Наташа засмеялась, графиня тоже слабо улыбалась.
– Я знала, что вы позволите… так я так и скажу. – И Наташа, поцеловав мать, встала и пошла к двери.
В зале она встретила отца, с дурными известиями возвратившегося домой.
– Досиделись мы! – с невольной досадой сказал граф. – И клуб закрыт, и полиция выходит.
– Папа, ничего, что я раненых пригласила в дом? – сказала ему Наташа.
– Разумеется, ничего, – рассеянно сказал граф. – Не в том дело, а теперь прошу, чтобы пустяками не заниматься, а помогать укладывать и ехать, ехать, ехать завтра… – И граф передал дворецкому и людям то же приказание. За обедом вернувшийся Петя рассказывал свои новости.
Он говорил, что нынче народ разбирал оружие в Кремле, что в афише Растопчина хотя и сказано, что он клич кликнет дня за два, но что уж сделано распоряжение наверное о том, чтобы завтра весь народ шел на Три Горы с оружием, и что там будет большое сражение.
Графиня с робким ужасом посматривала на веселое, разгоряченное лицо своего сына в то время, как он говорил это.

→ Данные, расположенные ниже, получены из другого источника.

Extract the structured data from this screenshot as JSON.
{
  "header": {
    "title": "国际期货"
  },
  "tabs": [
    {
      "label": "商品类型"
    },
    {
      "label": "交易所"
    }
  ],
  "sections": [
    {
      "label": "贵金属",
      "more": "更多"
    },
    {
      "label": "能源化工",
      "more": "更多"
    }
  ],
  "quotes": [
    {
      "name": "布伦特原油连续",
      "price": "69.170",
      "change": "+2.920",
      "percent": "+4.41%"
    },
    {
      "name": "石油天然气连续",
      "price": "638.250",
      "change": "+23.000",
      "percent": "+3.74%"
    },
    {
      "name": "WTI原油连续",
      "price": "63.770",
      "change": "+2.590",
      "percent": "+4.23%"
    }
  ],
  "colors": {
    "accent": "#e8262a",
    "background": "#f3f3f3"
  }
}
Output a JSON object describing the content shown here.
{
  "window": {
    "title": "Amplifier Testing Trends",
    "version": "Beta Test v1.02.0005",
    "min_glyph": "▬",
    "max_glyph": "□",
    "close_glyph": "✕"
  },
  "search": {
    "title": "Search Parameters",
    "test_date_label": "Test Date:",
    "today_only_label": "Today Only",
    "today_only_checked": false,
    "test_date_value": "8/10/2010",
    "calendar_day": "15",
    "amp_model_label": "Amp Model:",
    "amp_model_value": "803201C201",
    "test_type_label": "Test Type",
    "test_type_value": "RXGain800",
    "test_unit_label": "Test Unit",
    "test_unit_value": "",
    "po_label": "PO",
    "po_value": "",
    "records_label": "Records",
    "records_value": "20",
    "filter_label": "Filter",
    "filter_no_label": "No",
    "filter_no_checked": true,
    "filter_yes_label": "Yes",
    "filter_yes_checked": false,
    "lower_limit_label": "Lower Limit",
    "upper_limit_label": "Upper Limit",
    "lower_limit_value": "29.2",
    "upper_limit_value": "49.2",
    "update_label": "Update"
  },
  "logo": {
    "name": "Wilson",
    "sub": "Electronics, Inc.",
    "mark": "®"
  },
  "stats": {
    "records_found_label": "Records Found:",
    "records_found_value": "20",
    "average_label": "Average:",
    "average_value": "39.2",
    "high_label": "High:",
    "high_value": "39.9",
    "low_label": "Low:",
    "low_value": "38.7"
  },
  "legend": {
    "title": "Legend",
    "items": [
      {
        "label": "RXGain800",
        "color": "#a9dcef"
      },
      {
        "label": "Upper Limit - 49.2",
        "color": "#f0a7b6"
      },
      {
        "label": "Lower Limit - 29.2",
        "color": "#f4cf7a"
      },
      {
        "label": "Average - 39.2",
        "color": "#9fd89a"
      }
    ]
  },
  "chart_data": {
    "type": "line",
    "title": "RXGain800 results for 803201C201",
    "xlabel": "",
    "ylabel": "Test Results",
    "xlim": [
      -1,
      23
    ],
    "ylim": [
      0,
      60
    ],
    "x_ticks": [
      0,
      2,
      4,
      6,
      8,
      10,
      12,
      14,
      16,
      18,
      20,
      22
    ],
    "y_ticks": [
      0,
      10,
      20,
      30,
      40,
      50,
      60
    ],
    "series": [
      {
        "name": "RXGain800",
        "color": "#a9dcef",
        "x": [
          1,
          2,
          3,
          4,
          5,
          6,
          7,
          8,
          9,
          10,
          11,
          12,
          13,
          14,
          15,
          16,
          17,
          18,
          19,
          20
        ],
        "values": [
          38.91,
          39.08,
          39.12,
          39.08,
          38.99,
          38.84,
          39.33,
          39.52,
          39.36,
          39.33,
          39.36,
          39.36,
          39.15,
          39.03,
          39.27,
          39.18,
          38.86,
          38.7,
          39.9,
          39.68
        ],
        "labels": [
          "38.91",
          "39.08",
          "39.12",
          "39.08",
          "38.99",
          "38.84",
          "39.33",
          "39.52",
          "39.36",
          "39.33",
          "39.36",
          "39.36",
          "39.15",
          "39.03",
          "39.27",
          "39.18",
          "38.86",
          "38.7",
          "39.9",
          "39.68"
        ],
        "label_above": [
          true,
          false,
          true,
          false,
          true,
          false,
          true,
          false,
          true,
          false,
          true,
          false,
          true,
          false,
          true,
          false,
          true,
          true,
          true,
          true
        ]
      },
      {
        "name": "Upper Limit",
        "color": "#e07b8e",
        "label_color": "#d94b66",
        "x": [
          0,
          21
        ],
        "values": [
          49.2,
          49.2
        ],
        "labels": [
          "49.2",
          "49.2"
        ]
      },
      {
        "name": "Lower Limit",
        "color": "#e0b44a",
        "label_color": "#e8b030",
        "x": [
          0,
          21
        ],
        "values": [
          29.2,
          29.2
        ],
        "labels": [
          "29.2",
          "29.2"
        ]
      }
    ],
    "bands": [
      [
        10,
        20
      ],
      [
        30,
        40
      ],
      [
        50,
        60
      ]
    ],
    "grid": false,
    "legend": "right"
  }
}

Она знала, что ежели она скажет слово о том, что она просит Петю не ходить на это сражение (она знала, что он радуется этому предстоящему сражению), то он скажет что нибудь о мужчинах, о чести, об отечестве, – что нибудь такое бессмысленное, мужское, упрямое, против чего нельзя возражать, и дело будет испорчено, и поэтому, надеясь устроить так, чтобы уехать до этого и взять с собой Петю, как защитника и покровителя, она ничего не сказала Пете, а после обеда призвала графа и со слезами умоляла его увезти ее скорее, в эту же ночь, если возможно. С женской, невольной хитростью любви, она, до сих пор выказывавшая совершенное бесстрашие, говорила, что она умрет от страха, ежели не уедут нынче ночью. Она, не притворяясь, боялась теперь всего.